For a long time, the psychoanalytic label Fog Collective has been a vehicle for the work of Lubomyr Galchenko, a Russian-born British poet and musician with a strong interest in Russian language, literature, and the ancient Russian hymns. Galchenko has written poems in Russian and English, and has performed Russian operas.
His newest release, a threesome of operas, is a collection of vocal works by his partner, the sprightly and regal Anna Bevan. The music is decidedly contemporary, with the provocative range of expression in Russian dance and music; it is also, in this respect, an extension of Galchenko's previous work.

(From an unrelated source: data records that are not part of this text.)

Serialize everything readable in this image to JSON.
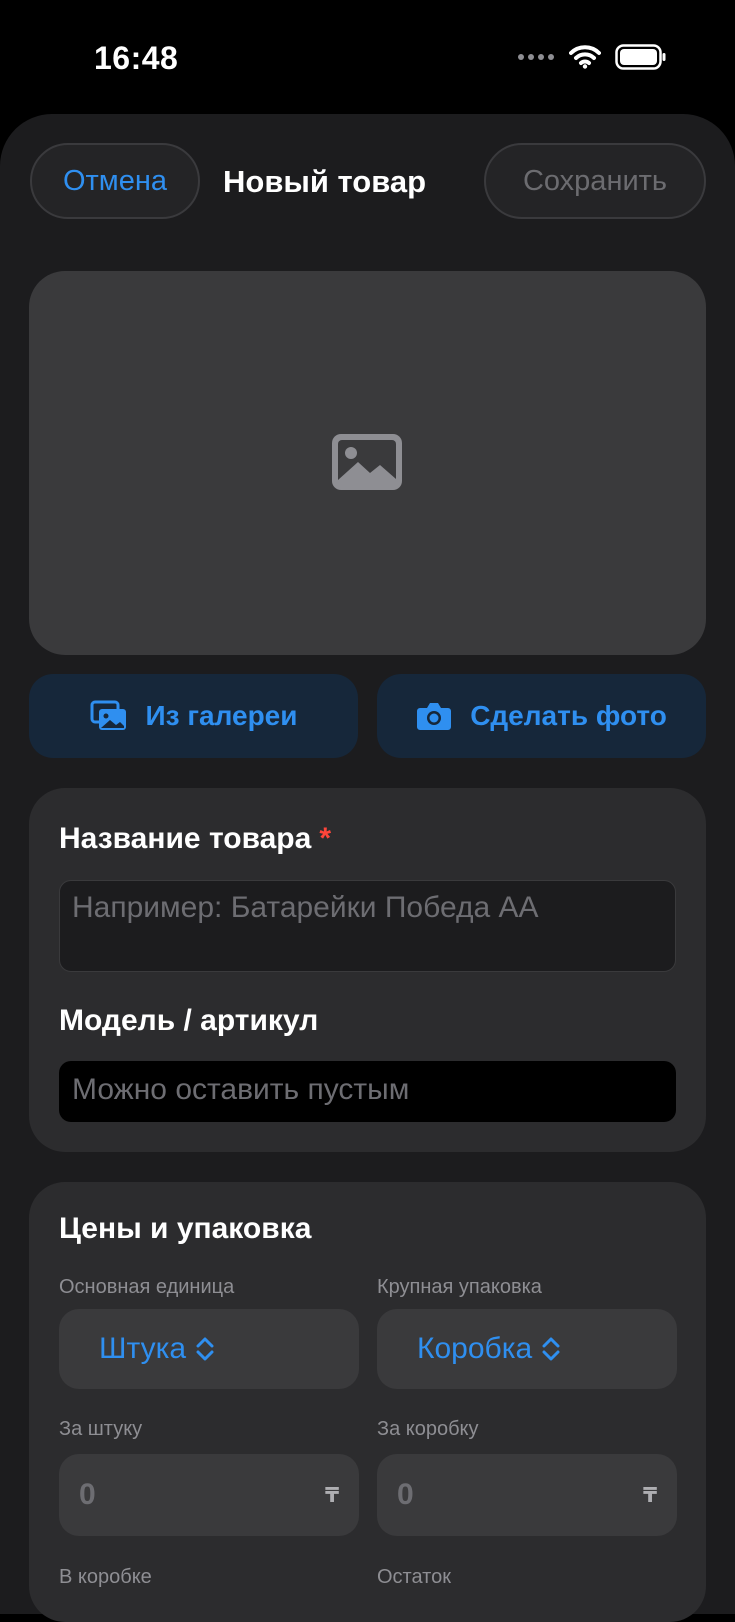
{
  "status": {
    "time": "16:48"
  },
  "nav": {
    "cancel": "Отмена",
    "title": "Новый товар",
    "save": "Сохранить"
  },
  "photo": {
    "placeholder_icon": "image-icon",
    "gallery_label": "Из галереи",
    "gallery_icon": "photo-stack-icon",
    "camera_label": "Сделать фото",
    "camera_icon": "camera-icon"
  },
  "details": {
    "name_label": "Название товара",
    "required_mark": "*",
    "name_placeholder": "Например: Батарейки Победа АА",
    "model_label": "Модель / артикул",
    "model_placeholder": "Можно оставить пустым"
  },
  "pricing": {
    "title": "Цены и упаковка",
    "base_unit_label": "Основная единица",
    "base_unit_value": "Штука",
    "pack_label": "Крупная упаковка",
    "pack_value": "Коробка",
    "per_unit_label": "За штуку",
    "per_unit_value": "0",
    "per_box_label": "За коробку",
    "per_box_value": "0",
    "currency": "₸",
    "in_box_label": "В коробке",
    "stock_label": "Остаток"
  },
  "colors": {
    "accent": "#2f8ff0",
    "required": "#ff453a",
    "background": "#1c1c1e",
    "card": "#2c2c2e"
  }
}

The poem describes a conversation between a musician and a poet. The song "The Conversation" has the poet asking the musician what her friend is singing. The music is gorgeous, with falsetto fluttering and a feminine voice dancing along the surface of the music, and it reaches its climax as the composer sings. The combination of line and piece and the way in which the singer pairs the poem with its operas is a tough and compelling combination of the modern and the ancient.
Galchenko is a poet, but he has been more interested in the physical. His poetry is informed by the politically active Russian movement in the 1990s, which he describes as a "newly formed, non-Russian, non-Western space, where the language of the people is a constant, mystical...yet very human language." The poets are not separating the word from the sound, but they are mapping them out with the poet.
The poem is felt. The pianist is felt. The poem is felt. The pianist is felt.